Entre o 'queria' e o 'quero'.
Sempre considerei papai um homem muito sábio, pois ele aproveitava qualquer conversa que tínhamos para me ensinar e estimular algo em mim que só ele podia ver. Nenhuma de suas palavras é jogada ao vento.
Papai tem ancestrais índios, e seu avô era um pagé. O que muitos pensam ser nele Espiritismo, na verdade é hereditariedade Xamã que ele carrega. O Xamanismo é a alma de todas as crenças que passaram a existir. Existia antes da existência das religiões. É a crença no Divino das civilizações primitivas, por isso está presente nos nativos das terras.
Ele contou e conta até hoje a mesma história sobre meu nascimento, história que foi contada, primeiro a minha mãe, depois a mim e aos meus irmãos, e hoje conto aos meus filhos.

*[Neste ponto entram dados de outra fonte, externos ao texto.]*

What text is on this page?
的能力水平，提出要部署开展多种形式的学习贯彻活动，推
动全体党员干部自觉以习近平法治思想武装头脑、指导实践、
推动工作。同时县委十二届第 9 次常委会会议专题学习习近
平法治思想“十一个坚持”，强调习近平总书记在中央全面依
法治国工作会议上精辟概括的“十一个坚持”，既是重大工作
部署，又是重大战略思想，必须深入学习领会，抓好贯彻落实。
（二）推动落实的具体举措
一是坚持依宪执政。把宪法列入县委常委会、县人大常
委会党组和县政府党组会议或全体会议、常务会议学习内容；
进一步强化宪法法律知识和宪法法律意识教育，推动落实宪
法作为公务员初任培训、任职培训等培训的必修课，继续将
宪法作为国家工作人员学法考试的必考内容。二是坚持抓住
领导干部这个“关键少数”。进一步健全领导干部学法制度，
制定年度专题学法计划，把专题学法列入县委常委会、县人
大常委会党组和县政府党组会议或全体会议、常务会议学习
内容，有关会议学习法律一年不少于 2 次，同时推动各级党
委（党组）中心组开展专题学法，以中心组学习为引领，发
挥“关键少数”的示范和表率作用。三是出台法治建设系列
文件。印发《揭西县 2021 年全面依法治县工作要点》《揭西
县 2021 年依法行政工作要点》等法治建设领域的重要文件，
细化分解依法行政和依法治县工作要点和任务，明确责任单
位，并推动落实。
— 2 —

Compartilho com você também, alma irmã.
Diz papai que antes que eu nascesse, ele já sabia quem eu seria, que nome deveria ter e como seriam as fases marcantes de minha vida, porque eu ainda não havia nascido, mas já existia no útero de mamãe. Durante a gestação, ele sonhou como que acordado e um ancião de longas barbas brancas e vestidos longos tão alvos quanto sua barba apresentou-se diante dele. Disse que nasceria neste mundo uma menina, e que seu nome deveria ser Rita. O motivo para a escolha deste nome papai não diz. Quando eu lhe perguntava, ele sorria e dizia que 'faz de conta que foi uma promessa a uma santa'. O ancião também dizia que eu atravessaria obstáculos que pareceriam intransponíveis, e devido a eles eu sentiria muita dor e sofrimento. Mas, que papai não deveria me poupar de nenhum deles, que confiasse na proteção Suprema que já estava sobre mim, e que entendesse de que tudo que iria acontecer era uma preparação para um Bem Maior.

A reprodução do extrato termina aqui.